Financial Reform
Like most North Carolinians, I see a direct connection between the economic problems on Main Street and the 2008 financial crisis enabled by Wall Street. That’s why I support smart regulations to make sure that big banks and financial firms never again take short-sighted risks that can bring the entire global economy to a standstill and leave ordinary Americans holding the bag. As I have argued throughout this campaign, the U.S. Senate should be a place where complex and significant legislation, such as financial reform, is addressed. Instead, we have witnessed months of politicking and special interest influence, increasing the chances that financial reform legislation will be watered down or simply put off. Below, I offer my ideas for how to reform our financial sector:
-
I will fight for the creation of a Consumer Financial Protection Agency to ensure that banks and credit card companies are prohibited from using tricks, fine print, and other unethical practices to lure Americans into bad deals that can ruin their financial futures. Just as the FDA is tasked with making sure that food, drugs, and medical devices are safe, we need an independent agency that is free from the financial lobbyists, to protect us from dangerous financial products, whether they are credit cards with unfair terms or sub-prime mortgages.
-
I support giving federal regulators “resolution authority” so that they can close down failing financial institutions without asking the American taxpayers to foot the bill. Instead, my plan would be funded by the banks and financial institutions themselves, so that they would be accountable if they cause another financial crisis.

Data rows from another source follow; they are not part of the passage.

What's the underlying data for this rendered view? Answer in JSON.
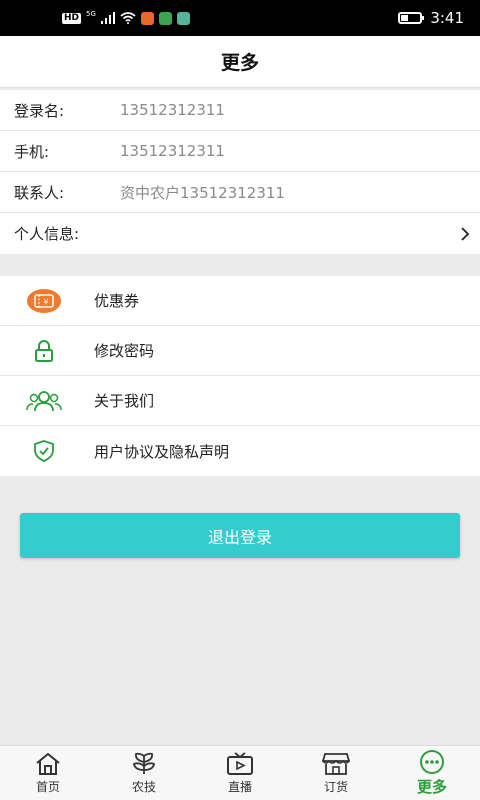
{
  "status_bar": {
    "hd": "HD",
    "network": "5G",
    "time": "3:41",
    "battery_level": 0.35,
    "icons": [
      "signal-icon",
      "wifi-icon",
      "app-notification-icon",
      "app-notification-icon",
      "app-notification-icon",
      "battery-icon"
    ]
  },
  "header": {
    "title": "更多"
  },
  "info": {
    "rows": [
      {
        "label": "登录名:",
        "value": "13512312311"
      },
      {
        "label": "手机:",
        "value": "13512312311"
      },
      {
        "label": "联系人:",
        "value": "资中农户13512312311"
      },
      {
        "label": "个人信息:",
        "value": ""
      }
    ]
  },
  "menu": {
    "items": [
      {
        "label": "优惠券",
        "icon": "coupon-icon"
      },
      {
        "label": "修改密码",
        "icon": "lock-icon"
      },
      {
        "label": "关于我们",
        "icon": "users-icon"
      },
      {
        "label": "用户协议及隐私声明",
        "icon": "shield-check-icon"
      }
    ]
  },
  "logout": {
    "label": "退出登录"
  },
  "bottom_nav": {
    "items": [
      {
        "label": "首页",
        "icon": "home-icon",
        "active": false
      },
      {
        "label": "农技",
        "icon": "plant-icon",
        "active": false
      },
      {
        "label": "直播",
        "icon": "tv-icon",
        "active": false
      },
      {
        "label": "订货",
        "icon": "store-icon",
        "active": false
      },
      {
        "label": "更多",
        "icon": "more-icon",
        "active": true
      }
    ]
  },
  "colors": {
    "accent": "#34cccd",
    "active_tab": "#2a9d3d",
    "icon_green": "#2a9d3d",
    "coupon_orange": "#f07a2e"
  }
}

If we had this authority in 2008, the bailout would have been unnecessary.
-
I believe that we need to consolidate our inefficient patchwork of regulators to create a systemic risk council that has the power and political will to provide oversight for the entire financial industry. We must also make sure that our regulators are well-trained and operate with agencies that are well-informed, flexible and adaptable to the ever-changing products and practices of modern financial institutions. Many of the products that led to the financial crisis, such as credit default swaps, were unregulated, so it was difficult for anyone to know about the scope of the problem until it was too late. Also, we need to increase regulatory oversight of hedge funds and reform the credit rating agencies by addressing the inherent conflicts of interest that lead to the “gaming” of the ratings process by powerful financial institutions.